The Wet T-Shirt Contest
There’s always one contest that gets both the girls and the guys fired up: The Wet T-Shirt Contest. Contestants include: the girl who is too drunk to know she’s even up there and who can’t dance; the one who’s taking it too seriously and really trying hard to be sexy; the party girl who everyone expects to be up there; and the dark horse who no one thought would show her tits but totally goes all the way for it (no surprise she is also the winner).
Everyone is drunk off of crappy piña coladas and sugary drinks as people wade in the pools and run around funneling at the villas. Boobs are bountiful, everyone’s abs are awesome, and living has never been this easy (or enjoyable!).
Look Who Came To The Party! Drugs!
You convinced your friend who’s taking Advanced Spanish 201 to go to El Farmacia for some drogas and are hoping they don’t get shot on the way. In the meantime, you decide the guacamole is definitely spiked with something and will have to do. Hydrating is key because you know you’re going to be doing copious amounts of drugs at the club tonight. Your body has become more toxic than a hazardous waste disposal (but you wouldn’t have it any other way!).
The Gang Bang
No Spring Break is complete without the requisite gang bang that everyone eventually hears about. We’ve heard crazy, crazy stories about the shocking things that go on – but it usually involves one daring young girl and lots of “you’re doing great!” You get the idea.
The Beach Harassers
We waited in line for hours upon arrival to score bracelets that meant our trip was exclusive – why are we getting harassed on the beach to buy ugly sunglasses or tickets for a sketchy club? The cab drivers are already scary, we don’t need bum hustlers offering us more drugs disguised in straw hats. It’s enough that the maids are stealing our stuff as we lie out – at least let us enjoy the time outside.

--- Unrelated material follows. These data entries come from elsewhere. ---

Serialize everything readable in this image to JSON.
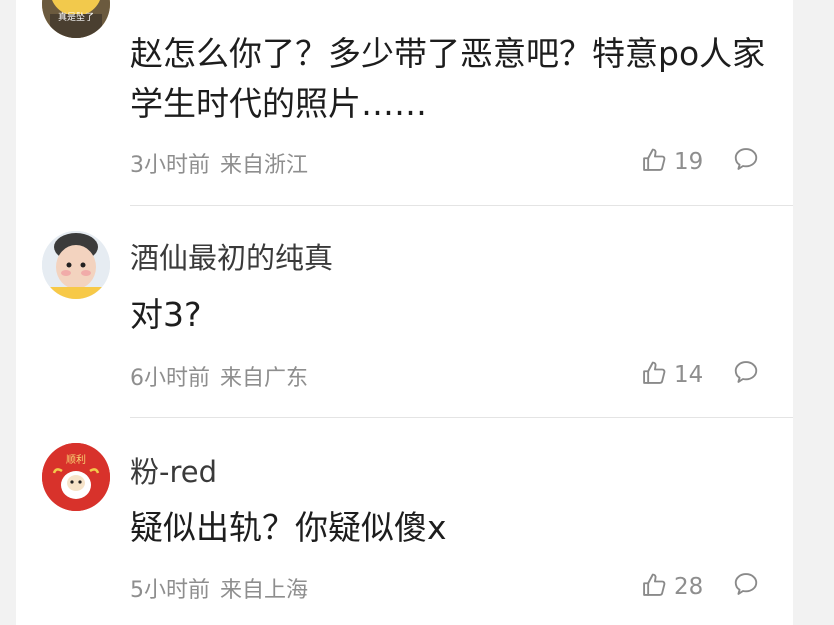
{
  "comments": [
    {
      "username": "",
      "avatar_text": "真是坠了",
      "text": "赵怎么你了？多少带了恶意吧？特意po人家学生时代的照片……",
      "time": "3小时前",
      "location": "来自浙江",
      "likes": "19"
    },
    {
      "username": "酒仙最初的纯真",
      "text": "对3?",
      "time": "6小时前",
      "location": "来自广东",
      "likes": "14"
    },
    {
      "username": "粉-red",
      "avatar_text": "顺利",
      "text": "疑似出轨？你疑似傻x",
      "time": "5小时前",
      "location": "来自上海",
      "likes": "28"
    }
  ],
  "colors": {
    "background": "#f2f2f2",
    "card": "#ffffff",
    "text_primary": "#1d1d1d",
    "text_secondary": "#8e8e8e",
    "divider": "#e4e4e4"
  },
  "icons": {
    "like": "thumbs-up-outline-icon",
    "reply": "speech-bubble-outline-icon"
  }
}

At least one person is going to the unsanitary hospital that is really a hut on a dirt road with an emergency sign. Someone else has to stay in for the night because of their severe sun poisoning, while another has a bad case of Montezuma’s revenge. One sophomore girl is getting herpes from a senior guy who has already boned 6 other women. Another underclassman is aiming for the senior washed up girl, but having trouble from all the liquor. You’re secretly hoping it isn’t you who gets injured out there. You still have two more days to go and so you promise yourself you’ll be more careful running around the pool.

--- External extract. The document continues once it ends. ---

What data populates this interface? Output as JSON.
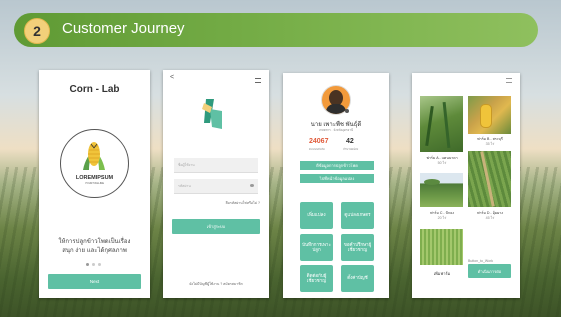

You’re sad to leave such a wild time, so you carry your pill problem with you back to school; might as well hold on to one part of the trip, since you didn’t buy any souvenirs (save for that shot glass in the airport when you finally remembered that you wanted one). Looking back on this time you understand why everyone says that they “peaked in Pulco.”
When can you do this again? When, in the future, will there ever be another opportunity to party like you just did? As you slowly unpack your things and recuperate from your “vacation” (oh, the irony!) you give yourself a pat on the back for making it out alive. And you’ll always have the resident photographer who somehow captured each and every epic moment.